Wien. Minutenlang stand eine Frau einfach nur fassungslos da und starrte die bunten Wägen an, bis sie sagte: "Das geht ja nicht, das ist ja verboten", erzählt Hans Freitag von der Wagenplatz-Gruppe Gänseblümchen. Es ist ja auch kein alltägliches Bild, das sich hier in Aspern bietet: Seit gut drei Wochen stehen die bunten Wägen in der Johann-Kutschera-Gasse in Wien-Donaustadt.

Davor sitzt eine Handvoll Männer, isst Gugelhupf und erzählt vom unkonventionellen Leben im Wagen: Der IT-Consultant Freitag wohnt seit acht Jahren in seinem Lkw. Dieser gebe ihm jene Mobilität, die er im Job brauche, sagt der 31-Jährige: Alle paar Jahre wechselt er die Stadt, und sein Zuhause kommt einfach mit.

Alternatives Wagenleben in der Lobau und Aspern


Hat sich ein neuer Wagen der Gruppe angeschlossen, sind Menschen auf der Durchreise zu Besuch? Martin Pell will nicht wissen, was ihn erwartet, wenn er nach Hause kommt. Deshalb lebt er im Wagenplatzkollektiv, wo sich immer etwas verändert.
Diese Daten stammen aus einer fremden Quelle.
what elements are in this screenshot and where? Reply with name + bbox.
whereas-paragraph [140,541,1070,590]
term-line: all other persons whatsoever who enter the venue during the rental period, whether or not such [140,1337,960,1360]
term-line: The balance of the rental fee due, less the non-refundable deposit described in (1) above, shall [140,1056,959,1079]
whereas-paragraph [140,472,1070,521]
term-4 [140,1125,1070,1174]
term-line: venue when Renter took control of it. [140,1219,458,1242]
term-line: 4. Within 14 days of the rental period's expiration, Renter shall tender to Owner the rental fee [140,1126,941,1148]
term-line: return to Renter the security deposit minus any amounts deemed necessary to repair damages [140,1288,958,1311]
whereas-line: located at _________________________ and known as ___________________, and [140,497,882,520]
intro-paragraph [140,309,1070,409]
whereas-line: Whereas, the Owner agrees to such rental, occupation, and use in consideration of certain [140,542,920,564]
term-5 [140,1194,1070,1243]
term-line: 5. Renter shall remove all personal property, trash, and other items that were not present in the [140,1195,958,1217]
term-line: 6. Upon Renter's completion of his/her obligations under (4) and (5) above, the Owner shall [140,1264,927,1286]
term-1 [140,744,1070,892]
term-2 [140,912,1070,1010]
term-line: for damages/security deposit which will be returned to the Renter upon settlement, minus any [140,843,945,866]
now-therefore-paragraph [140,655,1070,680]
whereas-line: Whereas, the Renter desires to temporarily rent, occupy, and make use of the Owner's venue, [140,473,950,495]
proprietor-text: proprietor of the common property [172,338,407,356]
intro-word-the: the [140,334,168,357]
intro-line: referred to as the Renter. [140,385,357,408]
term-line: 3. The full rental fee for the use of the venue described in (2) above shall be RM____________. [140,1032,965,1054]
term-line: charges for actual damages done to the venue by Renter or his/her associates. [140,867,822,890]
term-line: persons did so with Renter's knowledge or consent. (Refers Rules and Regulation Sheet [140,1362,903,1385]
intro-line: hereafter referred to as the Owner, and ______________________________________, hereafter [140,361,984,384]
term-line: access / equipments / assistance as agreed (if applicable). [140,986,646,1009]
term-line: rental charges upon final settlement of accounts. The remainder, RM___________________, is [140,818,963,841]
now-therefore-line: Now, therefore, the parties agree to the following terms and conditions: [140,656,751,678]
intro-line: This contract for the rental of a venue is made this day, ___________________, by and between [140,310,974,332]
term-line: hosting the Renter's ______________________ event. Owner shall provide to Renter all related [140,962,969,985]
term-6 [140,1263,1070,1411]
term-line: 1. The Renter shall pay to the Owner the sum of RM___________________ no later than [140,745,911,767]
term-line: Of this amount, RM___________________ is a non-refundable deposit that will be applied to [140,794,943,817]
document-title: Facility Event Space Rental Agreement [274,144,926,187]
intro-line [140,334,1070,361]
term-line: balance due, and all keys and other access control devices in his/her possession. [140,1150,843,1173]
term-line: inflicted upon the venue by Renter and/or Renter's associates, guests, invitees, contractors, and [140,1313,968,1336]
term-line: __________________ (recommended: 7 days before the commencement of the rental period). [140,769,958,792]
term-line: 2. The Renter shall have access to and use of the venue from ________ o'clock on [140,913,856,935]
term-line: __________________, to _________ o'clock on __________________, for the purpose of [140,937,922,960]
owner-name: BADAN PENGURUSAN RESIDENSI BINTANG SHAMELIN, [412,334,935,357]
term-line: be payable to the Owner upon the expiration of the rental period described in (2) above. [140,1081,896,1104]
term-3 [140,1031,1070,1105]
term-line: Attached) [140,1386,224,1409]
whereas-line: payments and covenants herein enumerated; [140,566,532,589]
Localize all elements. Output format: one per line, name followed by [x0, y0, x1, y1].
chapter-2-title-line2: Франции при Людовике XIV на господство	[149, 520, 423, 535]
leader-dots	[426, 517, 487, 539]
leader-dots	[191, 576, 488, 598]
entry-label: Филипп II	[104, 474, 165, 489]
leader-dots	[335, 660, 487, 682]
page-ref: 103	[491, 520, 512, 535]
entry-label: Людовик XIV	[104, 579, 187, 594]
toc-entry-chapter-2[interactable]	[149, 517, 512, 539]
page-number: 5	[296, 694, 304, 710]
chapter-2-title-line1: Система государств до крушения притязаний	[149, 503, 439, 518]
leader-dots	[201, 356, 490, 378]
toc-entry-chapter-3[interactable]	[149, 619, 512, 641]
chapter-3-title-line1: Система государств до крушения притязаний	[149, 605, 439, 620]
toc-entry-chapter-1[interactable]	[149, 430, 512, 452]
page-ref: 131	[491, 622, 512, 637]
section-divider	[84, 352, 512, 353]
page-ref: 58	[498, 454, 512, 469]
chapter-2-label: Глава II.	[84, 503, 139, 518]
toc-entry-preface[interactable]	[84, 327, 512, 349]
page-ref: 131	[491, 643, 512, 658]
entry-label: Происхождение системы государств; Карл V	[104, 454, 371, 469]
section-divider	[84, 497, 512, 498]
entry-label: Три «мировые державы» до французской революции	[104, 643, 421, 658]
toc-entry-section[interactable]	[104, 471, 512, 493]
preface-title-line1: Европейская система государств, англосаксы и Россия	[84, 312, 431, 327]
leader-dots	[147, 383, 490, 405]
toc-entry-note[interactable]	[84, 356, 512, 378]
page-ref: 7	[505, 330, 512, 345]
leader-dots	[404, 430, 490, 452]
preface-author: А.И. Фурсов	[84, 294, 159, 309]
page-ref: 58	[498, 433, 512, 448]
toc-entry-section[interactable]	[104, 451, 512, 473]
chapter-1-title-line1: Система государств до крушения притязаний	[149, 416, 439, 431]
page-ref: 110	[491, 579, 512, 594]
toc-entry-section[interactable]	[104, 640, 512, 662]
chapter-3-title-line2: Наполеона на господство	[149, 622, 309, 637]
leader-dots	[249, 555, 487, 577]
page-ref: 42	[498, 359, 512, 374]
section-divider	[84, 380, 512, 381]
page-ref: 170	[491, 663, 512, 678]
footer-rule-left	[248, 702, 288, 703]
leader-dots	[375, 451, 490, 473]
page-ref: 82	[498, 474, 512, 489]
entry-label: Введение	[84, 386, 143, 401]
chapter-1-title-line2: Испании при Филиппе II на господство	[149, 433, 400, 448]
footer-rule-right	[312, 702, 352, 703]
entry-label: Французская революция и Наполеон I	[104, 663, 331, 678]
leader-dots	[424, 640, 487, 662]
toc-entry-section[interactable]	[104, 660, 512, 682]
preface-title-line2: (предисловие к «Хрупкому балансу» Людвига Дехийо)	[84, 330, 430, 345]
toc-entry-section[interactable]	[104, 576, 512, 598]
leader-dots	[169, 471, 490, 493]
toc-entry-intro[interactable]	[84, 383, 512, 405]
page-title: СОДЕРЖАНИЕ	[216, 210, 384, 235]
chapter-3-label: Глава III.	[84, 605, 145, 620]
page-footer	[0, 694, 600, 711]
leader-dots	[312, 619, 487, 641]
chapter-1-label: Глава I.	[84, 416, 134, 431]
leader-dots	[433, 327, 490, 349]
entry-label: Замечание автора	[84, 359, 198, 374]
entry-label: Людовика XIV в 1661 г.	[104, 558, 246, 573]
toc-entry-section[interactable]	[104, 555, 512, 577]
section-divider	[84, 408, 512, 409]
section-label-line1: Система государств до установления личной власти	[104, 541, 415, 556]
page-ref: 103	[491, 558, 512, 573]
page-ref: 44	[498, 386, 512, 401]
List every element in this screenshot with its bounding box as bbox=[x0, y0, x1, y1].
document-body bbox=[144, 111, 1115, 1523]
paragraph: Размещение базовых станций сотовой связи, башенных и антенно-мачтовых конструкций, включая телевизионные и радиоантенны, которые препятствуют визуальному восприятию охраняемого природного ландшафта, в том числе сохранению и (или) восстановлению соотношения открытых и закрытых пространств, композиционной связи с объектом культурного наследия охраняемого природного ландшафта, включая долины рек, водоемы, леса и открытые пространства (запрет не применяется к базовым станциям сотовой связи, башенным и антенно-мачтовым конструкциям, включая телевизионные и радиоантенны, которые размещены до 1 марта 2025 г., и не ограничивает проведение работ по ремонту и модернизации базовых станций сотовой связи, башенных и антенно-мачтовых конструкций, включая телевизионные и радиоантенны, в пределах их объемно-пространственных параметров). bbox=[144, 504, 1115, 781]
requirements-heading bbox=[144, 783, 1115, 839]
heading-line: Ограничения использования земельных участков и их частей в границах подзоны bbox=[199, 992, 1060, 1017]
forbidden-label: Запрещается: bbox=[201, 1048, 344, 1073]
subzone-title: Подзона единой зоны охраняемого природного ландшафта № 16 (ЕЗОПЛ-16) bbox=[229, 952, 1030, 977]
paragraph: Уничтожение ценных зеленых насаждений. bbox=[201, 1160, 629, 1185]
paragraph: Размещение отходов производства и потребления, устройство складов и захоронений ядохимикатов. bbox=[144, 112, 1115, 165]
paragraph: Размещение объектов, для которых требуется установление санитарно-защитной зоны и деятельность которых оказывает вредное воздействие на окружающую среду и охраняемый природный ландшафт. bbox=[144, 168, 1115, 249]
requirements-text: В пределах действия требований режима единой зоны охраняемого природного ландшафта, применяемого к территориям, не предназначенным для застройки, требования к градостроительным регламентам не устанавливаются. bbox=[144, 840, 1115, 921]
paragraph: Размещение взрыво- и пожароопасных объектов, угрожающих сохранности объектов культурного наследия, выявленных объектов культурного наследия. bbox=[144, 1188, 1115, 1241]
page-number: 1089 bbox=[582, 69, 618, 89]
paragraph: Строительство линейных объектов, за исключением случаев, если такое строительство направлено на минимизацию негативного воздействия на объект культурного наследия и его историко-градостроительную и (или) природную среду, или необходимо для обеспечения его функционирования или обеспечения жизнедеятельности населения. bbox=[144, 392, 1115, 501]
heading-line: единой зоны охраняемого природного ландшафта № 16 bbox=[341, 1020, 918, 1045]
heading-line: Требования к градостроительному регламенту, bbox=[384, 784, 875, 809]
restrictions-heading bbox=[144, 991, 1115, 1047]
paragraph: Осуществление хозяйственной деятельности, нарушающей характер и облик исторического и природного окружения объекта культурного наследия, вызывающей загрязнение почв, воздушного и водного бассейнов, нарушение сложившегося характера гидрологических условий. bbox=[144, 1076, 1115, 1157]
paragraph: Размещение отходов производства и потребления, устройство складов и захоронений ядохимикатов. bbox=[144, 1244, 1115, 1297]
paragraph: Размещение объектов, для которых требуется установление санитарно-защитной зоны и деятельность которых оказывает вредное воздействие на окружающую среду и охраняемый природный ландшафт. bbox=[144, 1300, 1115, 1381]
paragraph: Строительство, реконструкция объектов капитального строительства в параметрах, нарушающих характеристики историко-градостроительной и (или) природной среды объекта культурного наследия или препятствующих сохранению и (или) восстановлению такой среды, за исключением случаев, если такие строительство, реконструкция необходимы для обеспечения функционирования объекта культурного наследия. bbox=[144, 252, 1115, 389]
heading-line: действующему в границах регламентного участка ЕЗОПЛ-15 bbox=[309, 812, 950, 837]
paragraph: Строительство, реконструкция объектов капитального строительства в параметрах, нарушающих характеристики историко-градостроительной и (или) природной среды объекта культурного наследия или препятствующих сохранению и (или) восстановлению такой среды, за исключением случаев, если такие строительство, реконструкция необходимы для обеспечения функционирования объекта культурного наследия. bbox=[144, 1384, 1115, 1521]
2006 formierte sich in Wien die erste Wagenplatz-Gruppe, mit den Gänseblümchen gibt es nun zwei in der Donaustadt und eine in Wien-Floridsdorf. Bisher reagierte die Stadt auf alternative Wohnkonzepte eher verhalten, oft wurden die Wagenplätze erst nach langwierigen Verhandlungen geduldet. 1000 Euro Miete pro Monat zahlten die Wagenplatzbewohner gemeinsam für ihren Stellplatz in der Lobau. Aus Platzmangel hat ein Teil dieser Gruppe die Zelte abgebrochen, die Gänseblümchen suchen nun einen Platz zum Überwintern. Als optimal erschien ihnen dafür das Grundstück in Wien-Aspern, das mit 240 Hektar so groß ist wie 340 Fußballfelder oder der 7. und 8. Bezirk gemeinsam.

Anders sieht das die Betreibergesellschaft 3420 AG, die hinter dem größten Stadtentwicklungsprojekt Wiens steht. Noch duldet sie die Wagen vor den Toren der im Entstehen begriffenen Seestadt. Doch in maximal drei Monate müssen diese weg. Josef Lueger von der 3420 AG beruft sich auf fehlende Sicherheit und Komfort neben vorbeibretternden Lkw. Dass die Gänseblümchen ohnehin lieber auf die grünen Wiesen der Seestadt wollen, lässt er nicht gelten: Der Zeitpunkt sei denkbar schlecht, die Bauarbeiten bereits in vollem Gange.

Lässt man den Blick in Aspern schweifen, sind weit und breit nur Wiesen und Felder zu sehen, ab und an kommt ein Jogger vorbei und blickt verwundert auf die bunte Kolonne vor den Toren der Seestadt. "Bis 2015 steht das hier brach", meint Freitag, der nicht glauben kann, dass überall gleichzeitig gebaut wird.